IMHO they are similar in sound stage, which is expected, since the acoustic environment is almost the same.
But when you change the ear pads to have larger opening, the sound stage scales up considerably. I'd say the optimal sounding ear pads for the Denons have similar shape and materials as now (good job, Denon), but ~5 mm more internal diameter, ~5+ mm more external diameter, and ~20-30% less internal foam mass. That means shallower pads than now. If someone needs deeper pads, need to tune other parameters. Such pad options don't exist on the market. Beware that the FR is changed by that, for somewhat more recessed mids and deeper (but not more prominent) low bass. The closest would be the D5200 ear pads on the D9200. Anyway, the stock pads are pretty good to start with, even if they compromise sound stage for better FR measurements.

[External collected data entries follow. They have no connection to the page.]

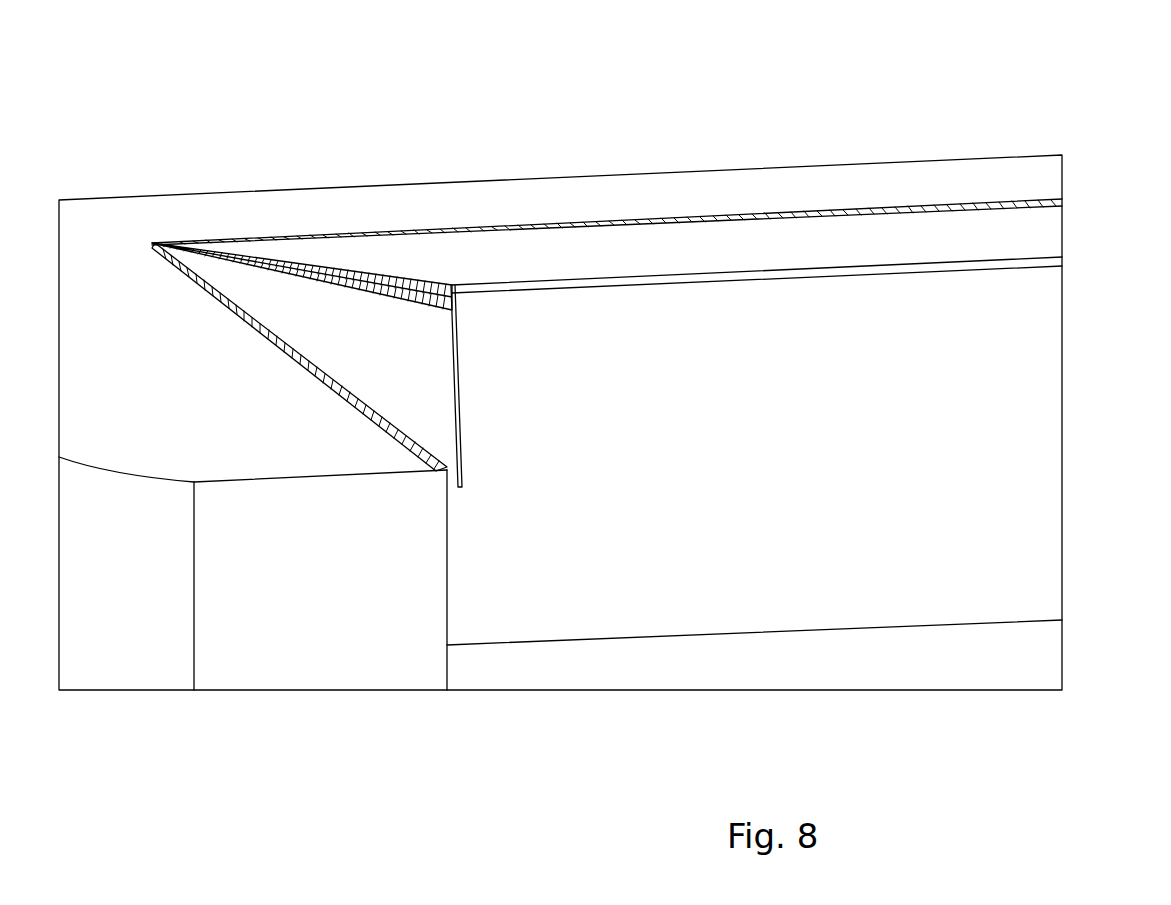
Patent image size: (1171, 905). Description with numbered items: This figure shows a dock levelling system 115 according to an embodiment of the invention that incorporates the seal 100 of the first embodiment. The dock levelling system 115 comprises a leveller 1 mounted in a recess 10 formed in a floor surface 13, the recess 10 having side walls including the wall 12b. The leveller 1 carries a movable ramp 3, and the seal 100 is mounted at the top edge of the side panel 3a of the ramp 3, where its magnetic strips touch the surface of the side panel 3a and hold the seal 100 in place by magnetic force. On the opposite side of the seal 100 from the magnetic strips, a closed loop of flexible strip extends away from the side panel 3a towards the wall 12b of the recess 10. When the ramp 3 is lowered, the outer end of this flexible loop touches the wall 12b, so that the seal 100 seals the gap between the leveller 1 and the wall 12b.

The leveller 1 is at (1015, 335).
The ramp 3 is at (422, 256).
The side panel 3a is at (432, 343).
The recess 10 is at (587, 598).
The side wall 12b is at (447, 620).
The floor surface 13 is at (86, 237).
The seal 100 is at (291, 263).
The dock levelling system 115 is at (747, 135).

As said so many times, the main difference between them is the drivers, which is IMHO far better in the D9200: stronger magnet, slightly different diaphragm and suspension. The end result is better mids+bass resolution, deeper positioned low bass, better microdynamics, and also the treble nonlinearities, similarly to the TH900 drivers compromises. IMHO the D9200 are well worth their price difference from the D7200, but the D7200 (especially if they lately changed the drivers indeed) are not far behind, with more midbass, less low bass and far more linear treble, making them a phenomenal value in closed headphones (and perhaps the most linear measuring).

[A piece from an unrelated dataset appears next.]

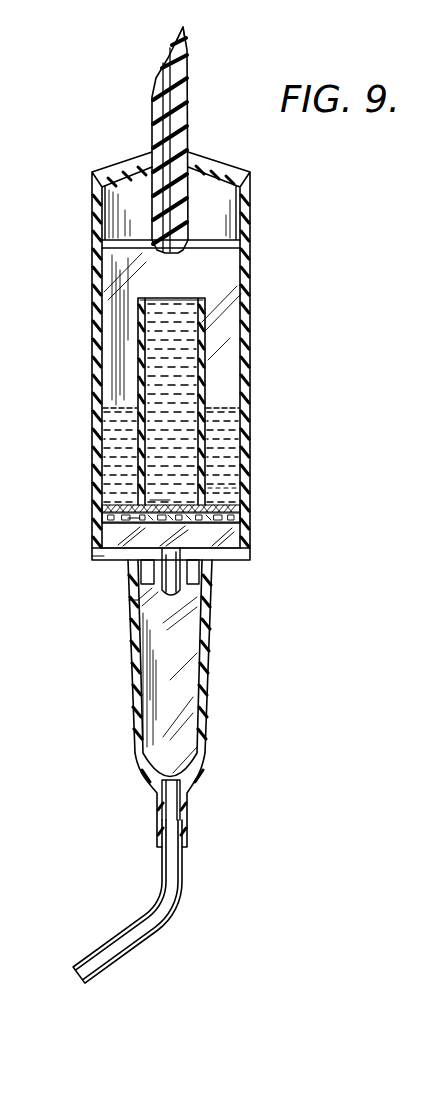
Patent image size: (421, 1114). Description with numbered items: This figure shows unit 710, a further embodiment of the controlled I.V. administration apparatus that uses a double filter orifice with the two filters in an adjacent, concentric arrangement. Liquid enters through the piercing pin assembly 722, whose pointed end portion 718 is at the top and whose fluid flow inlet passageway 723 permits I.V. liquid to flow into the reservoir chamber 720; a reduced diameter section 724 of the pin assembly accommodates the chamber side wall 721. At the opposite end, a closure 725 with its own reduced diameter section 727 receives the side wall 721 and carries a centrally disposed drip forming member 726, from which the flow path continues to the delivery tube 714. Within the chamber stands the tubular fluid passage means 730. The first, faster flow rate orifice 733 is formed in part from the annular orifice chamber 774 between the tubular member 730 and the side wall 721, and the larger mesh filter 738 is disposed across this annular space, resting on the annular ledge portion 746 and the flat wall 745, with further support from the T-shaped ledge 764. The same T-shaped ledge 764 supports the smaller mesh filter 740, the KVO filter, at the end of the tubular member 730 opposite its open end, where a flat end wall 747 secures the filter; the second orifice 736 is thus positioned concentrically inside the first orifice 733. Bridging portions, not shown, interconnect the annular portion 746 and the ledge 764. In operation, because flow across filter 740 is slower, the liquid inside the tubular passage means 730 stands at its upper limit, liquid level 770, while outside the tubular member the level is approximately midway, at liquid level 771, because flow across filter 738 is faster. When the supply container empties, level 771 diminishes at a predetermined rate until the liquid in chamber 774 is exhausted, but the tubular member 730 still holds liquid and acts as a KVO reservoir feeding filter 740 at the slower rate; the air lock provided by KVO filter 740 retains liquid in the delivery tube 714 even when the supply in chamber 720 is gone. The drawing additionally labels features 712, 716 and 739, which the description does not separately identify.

I think the next possible wave of "good sound" might come when adding to these designs Bluetooth/USB/DAC, but using DSP to tackle the driver issues with FIR/noise shaping, avoiding phase issues, as opposed to IIR filters / EQ. But the latter can do also good. The Dali IO-12 and T+A Solitaire T (and price-wise the B&W PX7 s2, too) are good examples for bio-cellulose / paper drivers run via DAC/DSP, which even with lower class drivers than these Denons manage to sound pretty good, much above their weight. The carbon drivers in B&W PX8 and Sony XM5 could be better as well, but they seemingly intentionally chose a bad, bass heavy voicing (suitable for outdoors and air planes, which are their primary intended environments, it seems). The Denons are only for indoor use. But I don't know if it's worth for the manufacturers to add BT/USB/DAC/DSP FIR capabilities to these existing designs, especially with the HW needed for FIR filtering, as the price would likely be prohibitive. The good news is that all this can be done today in a desktop headphone system (or active speakers), only not portable yet, AFAIK.